A Venezuelan television station has stopped airing a Colombian soap opera after government regulators demanded its removal saying the program was offensive and denigrating to Venezuela as a country.
The soap opera “Chepe Fortuna” features an unscrupulous secretary named “Venezuela” who has a dog called “Little Hugo,” an apparent reference to Venezuelan President Hugo Chavez.
“What disrespect for Venezuela!” Chavez said in a speech to lawmakers Saturday. “That soap is so horrible!”
Let’s see why he’s offended.
The character Venezuela, in contrast to her sister named Colombia, “is repeatedly characterized as associated with illegal activities, meddling and vulgarity,” Venezuela’s telecommunications regulatory agency Conatel said in a statement.
Chavez noted the program featured the dog named “Little Hugo” and said it’s disrespectful to the country that the character Venezuela is portrayed as ill-mannered, overweight and “arrogant.”
Yep. I’d have to say that’s about right. If the shoe fits, and all that. Little Hugo deserves no respect.
Can’t we all be civil?
You have misquoted Mr. Chavez. What he said was, “Soap is so horrible!” Makes sense, because the man does not wash.

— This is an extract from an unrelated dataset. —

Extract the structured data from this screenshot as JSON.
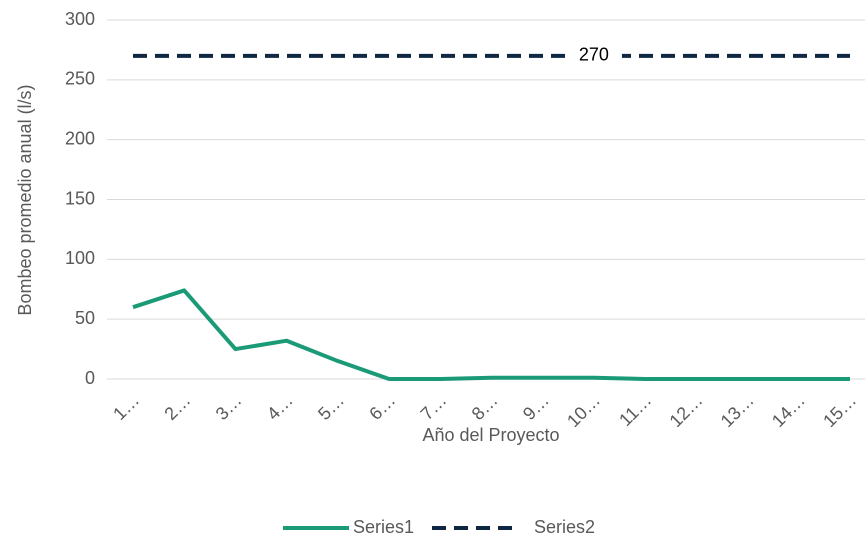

In the 1970s Punch, the British humor magazine (now sadly defunct) had a regular feature called “From Our Ugandan Correspondent.” It purported to be letters from President Field Marshal Idi Amin Dada, Ph.D. and bar. The series was hilarious, so much so that the Ugandan government made an official protest to the British government about it. The Foreign Office leaned on the magazine, I think, and eventually Punch discontinued the series.
Until July 4, 1976. The next issue of Punch after the Entebbe Raid had a ludicrous account by Idi of his great victory in “de famous Battle o Entebbe.” The one aftr that had a long piece from Idi telling how the “damn poperlace” was rampaging through the Presidential Palace, burning the national collections of Playboy and Penthouse, and destroying a thousand years of civilization, “well five maybe.” It was, wrote Punch’s Ugandan correspondent, time “to put de fambly lugar in de mouf” and pull the trigger. And, of course, he blamed it all on the Jews.
Unfortunately the piece was not real, and Amin lived to massacre more people and finally escape to live out his life in The Wahabbist Entity. But Punch’s humorous series mocking him was great. Two collections of them were published, “The Dispatches of President Idi Amin” and “The Further Dispatches of President Idi Amin,” by Michael Coren, I think. They are rare collectors’ items now.